Monday, Mar. 29, 1937
Priestley in Wonderland
MIDNIGHT ON THE DESERT--J. B. Priestley--Harper ($3).
Wintering with his household of nine on an Arizona ranch last year, Novelist Priestley spent an intensely ruminative 20 minutes one midnight in his writing shack analyzing himself, his U. S. travels, his possible travels in the Hereafter. His conclusions, considerably expanded and set down in Midnight on the Desert, show the familiar Priestley discursiveness, less of his easy-going humor than usual and a not-always recognizable U. S. On that night he felt like "a half-starved little coyote . . . howling to the stars."

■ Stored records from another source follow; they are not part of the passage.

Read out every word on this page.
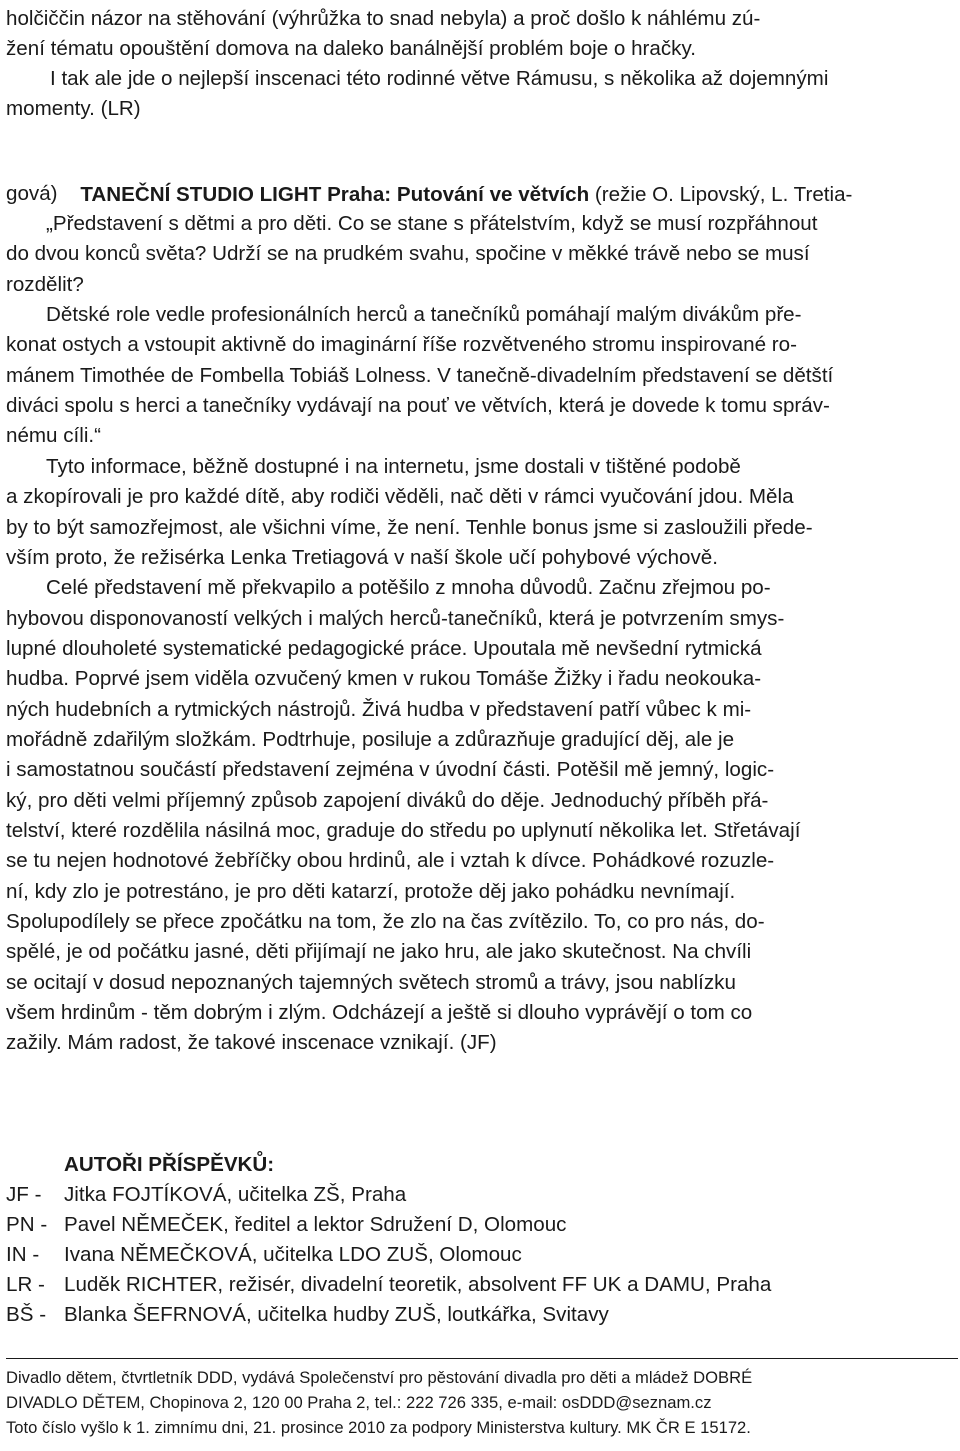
holčiččin názor na stěhování (výhrůžka to snad nebyla) a proč došlo k náhlému zú-
žení tématu opouštění domova na daleko banálnější problém boje o hračky.
I tak ale jde o nejlepší inscenaci této rodinné větve Rámusu, s několika až dojemnými
momenty. (LR)

TANEČNÍ STUDIO LIGHT Praha: Putování ve větvích (režie O. Lipovský, L. Tretia-

gová)
„Představení s dětmi a pro děti. Co se stane s přátelstvím, když se musí rozpřáhnout
do dvou konců světa? Udrží se na prudkém svahu, spočine v měkké trávě nebo se musí
rozdělit?
Dětské role vedle profesionálních herců a tanečníků pomáhají malým divákům pře-
konat ostych a vstoupit aktivně do imaginární říše rozvětveného stromu inspirované ro-
mánem Timothée de Fombella Tobiáš Lolness. V tanečně-divadelním představení se dětští
diváci spolu s herci a tanečníky vydávají na pouť ve větvích, která je dovede k tomu správ-
nému cíli.“
Tyto informace, běžně dostupné i na internetu, jsme dostali v tištěné podobě
a zkopírovali je pro každé dítě, aby rodiči věděli, nač děti v rámci vyučování jdou. Měla
by to být samozřejmost, ale všichni víme, že není. Tenhle bonus jsme si zasloužili přede-
vším proto, že režisérka Lenka Tretiagová v naší škole učí pohybové výchově.
Celé představení mě překvapilo a potěšilo z mnoha důvodů. Začnu zřejmou po-
hybovou disponovaností velkých i malých herců-tanečníků, která je potvrzením smys-
lupné dlouholeté systematické pedagogické práce. Upoutala mě nevšední rytmická
hudba. Poprvé jsem viděla ozvučený kmen v rukou Tomáše Žižky i řadu neokouka-
ných hudebních a rytmických nástrojů. Živá hudba v představení patří vůbec k mi-
mořádně zdařilým složkám. Podtrhuje, posiluje a zdůrazňuje gradující děj, ale je
i samostatnou součástí představení zejména v úvodní části. Potěšil mě jemný, logic-
ký, pro děti velmi příjemný způsob zapojení diváků do děje. Jednoduchý příběh přá-
telství, které rozdělila násilná moc, graduje do středu po uplynutí několika let. Střetávají
se tu nejen hodnotové žebříčky obou hrdinů, ale i vztah k dívce. Pohádkové rozuzle-
ní, kdy zlo je potrestáno, je pro děti katarzí, protože děj jako pohádku nevnímají.
Spolupodílely se přece zpočátku na tom, že zlo na čas zvítězilo. To, co pro nás, do-
spělé, je od počátku jasné, děti přijímají ne jako hru, ale jako skutečnost. Na chvíli
se ocitají v dosud nepoznaných tajemných světech stromů a trávy, jsou nablízku
všem hrdinům - těm dobrým i zlým. Odcházejí a ještě si dlouho vyprávějí o tom co
zažily. Mám radost, že takové inscenace vznikají. (JF)
AUTOŘI PŘÍSPĚVKŮ:
JF -	Jitka FOJTÍKOVÁ, učitelka ZŠ, Praha
PN - Pavel NĚMEČEK, ředitel a lektor Sdružení D, Olomouc
IN -	Ivana NĚMEČKOVÁ, učitelka LDO ZUŠ, Olomouc
LR - Luděk RICHTER, režisér, divadelní teoretik, absolvent FF UK a DAMU, Praha
BŠ - Blanka ŠEFRNOVÁ, učitelka hudby ZUŠ, loutkářka, Svitavy
Divadlo dětem, čtvrtletník DDD, vydává Společenství pro pěstování divadla pro děti a mládež DOBRÉ
DIVADLO DĚTEM, Chopinova 2, 120 00 Praha 2, tel.: 222 726 335, e-mail: osDDD@seznam.cz
Toto číslo vyšlo k 1. zimnímu dni, 21. prosince 2010 za podpory Ministerstva kultury. MK ČR E 15172.
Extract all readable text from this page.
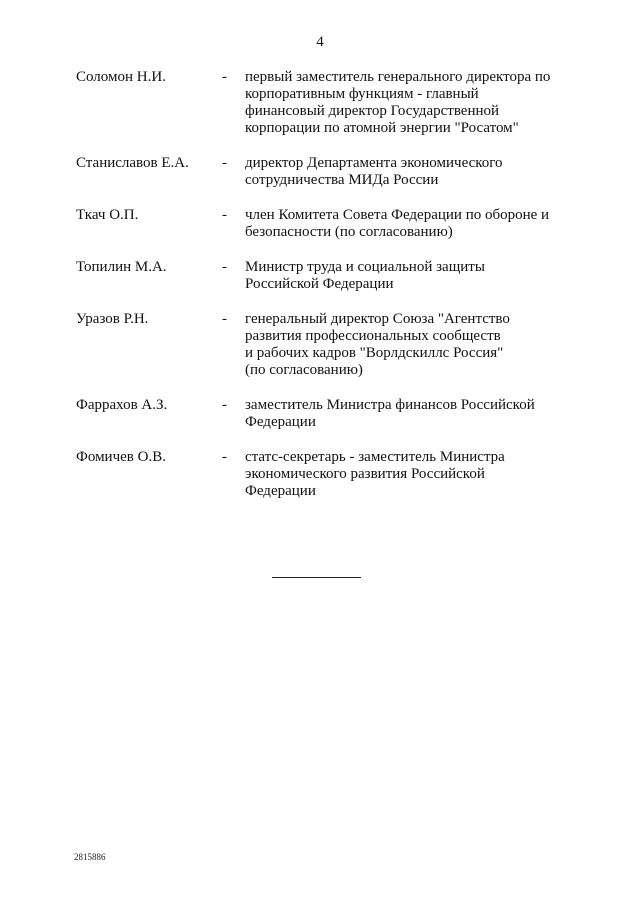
4
Соломон Н.И.	- первый заместитель генерального директора по
корпоративным функциям - главный
финансовый директор Государственной
корпорации по атомной энергии "Росатом"
Станиславов Е.А. - директор Департамента экономического
сотрудничества МИДа России
Ткач О.П.	- член Комитета Совета Федерации по обороне и
безопасности (по согласованию)
Топилин М.А.	- Министр труда и социальной защиты
Российской Федерации
Уразов Р.Н.	- генеральный директор Союза "Агентство
развития профессиональных сообществ
и рабочих кадров "Ворлдскиллс Россия"
(по согласованию)
Фаррахов А.З.	- заместитель Министра финансов Российской
Федерации
Фомичев О.В.	- статс-секретарь - заместитель Министра
экономического развития Российской
Федерации
2815886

Singing the glory of Arizona's climate, landscape and cowboys, Author Priestley less resembles a coyote than an oldtime prophet. The prophet's rhapsodies change to a jeremiad when he tackles U. S. women, Manhattan, Hollywood, the stricken man-made landscape between, the profligate waste of natural resources, the "chilly dank hell" of moral decay rising from U. S. indifference to its gangsters, its rich men and their political ineptitudes.

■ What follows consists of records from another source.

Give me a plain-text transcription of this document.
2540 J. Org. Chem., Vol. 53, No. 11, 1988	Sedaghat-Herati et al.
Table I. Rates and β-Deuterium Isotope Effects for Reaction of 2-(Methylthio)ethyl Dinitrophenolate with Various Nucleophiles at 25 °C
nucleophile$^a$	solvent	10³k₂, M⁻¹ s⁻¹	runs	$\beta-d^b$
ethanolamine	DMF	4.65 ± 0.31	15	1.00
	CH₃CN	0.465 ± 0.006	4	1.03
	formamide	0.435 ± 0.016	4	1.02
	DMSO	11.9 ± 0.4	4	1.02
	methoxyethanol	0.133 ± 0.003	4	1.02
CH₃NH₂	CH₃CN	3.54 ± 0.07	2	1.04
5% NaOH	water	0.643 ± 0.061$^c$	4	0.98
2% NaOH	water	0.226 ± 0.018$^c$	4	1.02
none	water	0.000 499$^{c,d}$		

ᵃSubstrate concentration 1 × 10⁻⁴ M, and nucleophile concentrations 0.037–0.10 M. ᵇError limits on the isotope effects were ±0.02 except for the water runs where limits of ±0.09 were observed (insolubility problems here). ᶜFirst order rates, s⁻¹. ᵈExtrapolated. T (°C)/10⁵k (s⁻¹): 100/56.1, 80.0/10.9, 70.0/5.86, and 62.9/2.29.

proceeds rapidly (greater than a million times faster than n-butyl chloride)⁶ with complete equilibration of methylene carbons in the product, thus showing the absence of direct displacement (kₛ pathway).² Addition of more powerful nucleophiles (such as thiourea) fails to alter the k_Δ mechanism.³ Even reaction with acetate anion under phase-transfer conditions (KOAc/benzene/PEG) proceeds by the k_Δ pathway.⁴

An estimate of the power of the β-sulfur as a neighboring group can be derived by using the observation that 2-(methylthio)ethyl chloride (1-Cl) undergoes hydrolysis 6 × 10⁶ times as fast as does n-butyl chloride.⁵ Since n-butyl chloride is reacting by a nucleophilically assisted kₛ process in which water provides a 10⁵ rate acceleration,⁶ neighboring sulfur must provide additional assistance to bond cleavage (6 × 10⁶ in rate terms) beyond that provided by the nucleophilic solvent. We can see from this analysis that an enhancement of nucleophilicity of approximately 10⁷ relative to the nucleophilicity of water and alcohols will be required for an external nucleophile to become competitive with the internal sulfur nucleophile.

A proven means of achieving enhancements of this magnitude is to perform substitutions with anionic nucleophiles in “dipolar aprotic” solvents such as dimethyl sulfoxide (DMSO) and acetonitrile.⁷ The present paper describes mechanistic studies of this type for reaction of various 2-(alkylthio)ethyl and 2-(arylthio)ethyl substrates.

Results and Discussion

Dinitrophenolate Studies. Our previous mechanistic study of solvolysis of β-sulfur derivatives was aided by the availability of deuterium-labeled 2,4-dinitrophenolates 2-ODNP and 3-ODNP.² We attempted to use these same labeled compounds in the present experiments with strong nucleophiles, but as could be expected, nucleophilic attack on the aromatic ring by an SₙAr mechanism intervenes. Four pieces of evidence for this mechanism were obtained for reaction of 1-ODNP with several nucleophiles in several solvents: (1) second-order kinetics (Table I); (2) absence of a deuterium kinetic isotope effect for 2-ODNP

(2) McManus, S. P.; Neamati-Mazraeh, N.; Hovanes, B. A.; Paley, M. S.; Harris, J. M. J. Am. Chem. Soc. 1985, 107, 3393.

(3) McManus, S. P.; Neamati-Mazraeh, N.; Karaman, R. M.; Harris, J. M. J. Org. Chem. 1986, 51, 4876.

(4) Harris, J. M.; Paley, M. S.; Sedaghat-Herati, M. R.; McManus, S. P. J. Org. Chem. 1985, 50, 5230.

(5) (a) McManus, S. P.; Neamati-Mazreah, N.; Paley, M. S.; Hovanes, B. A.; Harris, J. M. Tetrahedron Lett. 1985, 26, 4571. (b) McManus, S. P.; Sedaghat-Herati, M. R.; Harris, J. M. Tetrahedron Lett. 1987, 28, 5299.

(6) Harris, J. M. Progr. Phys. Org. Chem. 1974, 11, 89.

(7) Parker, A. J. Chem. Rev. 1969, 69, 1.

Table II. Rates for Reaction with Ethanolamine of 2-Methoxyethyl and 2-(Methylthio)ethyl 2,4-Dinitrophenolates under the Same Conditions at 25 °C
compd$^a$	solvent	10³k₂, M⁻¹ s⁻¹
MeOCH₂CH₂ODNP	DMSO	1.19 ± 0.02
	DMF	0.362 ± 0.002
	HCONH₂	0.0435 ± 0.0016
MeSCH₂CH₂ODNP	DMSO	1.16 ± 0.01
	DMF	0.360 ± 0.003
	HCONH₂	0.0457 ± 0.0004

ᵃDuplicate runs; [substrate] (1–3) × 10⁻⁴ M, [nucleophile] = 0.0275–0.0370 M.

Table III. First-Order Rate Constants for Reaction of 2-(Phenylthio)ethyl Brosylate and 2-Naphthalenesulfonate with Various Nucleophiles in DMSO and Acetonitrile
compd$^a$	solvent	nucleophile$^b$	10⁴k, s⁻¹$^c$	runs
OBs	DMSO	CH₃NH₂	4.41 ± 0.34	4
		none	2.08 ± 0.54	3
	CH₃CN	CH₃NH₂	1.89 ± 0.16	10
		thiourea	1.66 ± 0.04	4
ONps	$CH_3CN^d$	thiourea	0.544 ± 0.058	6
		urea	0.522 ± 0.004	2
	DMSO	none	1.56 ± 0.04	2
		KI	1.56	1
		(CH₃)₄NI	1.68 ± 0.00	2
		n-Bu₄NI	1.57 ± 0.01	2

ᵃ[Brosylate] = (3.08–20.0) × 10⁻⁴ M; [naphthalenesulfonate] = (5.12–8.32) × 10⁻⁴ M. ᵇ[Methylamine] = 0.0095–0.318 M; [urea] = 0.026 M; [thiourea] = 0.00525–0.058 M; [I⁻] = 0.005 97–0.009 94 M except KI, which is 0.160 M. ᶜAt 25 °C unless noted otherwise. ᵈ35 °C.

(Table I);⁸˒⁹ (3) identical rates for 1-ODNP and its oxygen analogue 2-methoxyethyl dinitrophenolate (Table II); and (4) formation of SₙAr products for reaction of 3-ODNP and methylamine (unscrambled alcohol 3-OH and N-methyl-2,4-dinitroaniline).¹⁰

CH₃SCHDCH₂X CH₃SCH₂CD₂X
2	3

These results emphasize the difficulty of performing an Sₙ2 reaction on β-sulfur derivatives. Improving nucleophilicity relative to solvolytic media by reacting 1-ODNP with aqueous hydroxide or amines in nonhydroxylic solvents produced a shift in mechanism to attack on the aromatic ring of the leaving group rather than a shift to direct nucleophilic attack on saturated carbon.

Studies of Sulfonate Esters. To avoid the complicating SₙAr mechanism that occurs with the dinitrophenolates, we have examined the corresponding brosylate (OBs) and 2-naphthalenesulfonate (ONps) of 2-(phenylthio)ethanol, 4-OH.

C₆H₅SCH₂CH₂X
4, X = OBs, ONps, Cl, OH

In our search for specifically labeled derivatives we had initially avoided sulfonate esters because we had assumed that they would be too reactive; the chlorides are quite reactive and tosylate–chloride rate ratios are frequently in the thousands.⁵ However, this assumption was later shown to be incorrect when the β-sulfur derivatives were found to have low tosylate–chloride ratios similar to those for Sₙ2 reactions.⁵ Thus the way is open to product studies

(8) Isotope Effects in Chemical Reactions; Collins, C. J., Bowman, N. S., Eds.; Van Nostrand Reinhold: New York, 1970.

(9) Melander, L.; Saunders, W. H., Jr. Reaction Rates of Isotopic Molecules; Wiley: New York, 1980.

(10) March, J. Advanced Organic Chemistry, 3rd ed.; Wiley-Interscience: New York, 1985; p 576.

Chief U. S. illusion, says Priestley, is the notion that Americans are dyed-in-the-wool individualists, and for that reason hostile to the Russian collectivist scheme. The truth, he argues, pointing to the easy way of mass U. S. propaganda, to the lavish Russian imitation of U. S. ways, is exactly the other way round. "That is why," he concludes, "America is the country of awful flops and sudden gigantic successes." In short, "the average modern American" is a socialist at heart, but does not know it.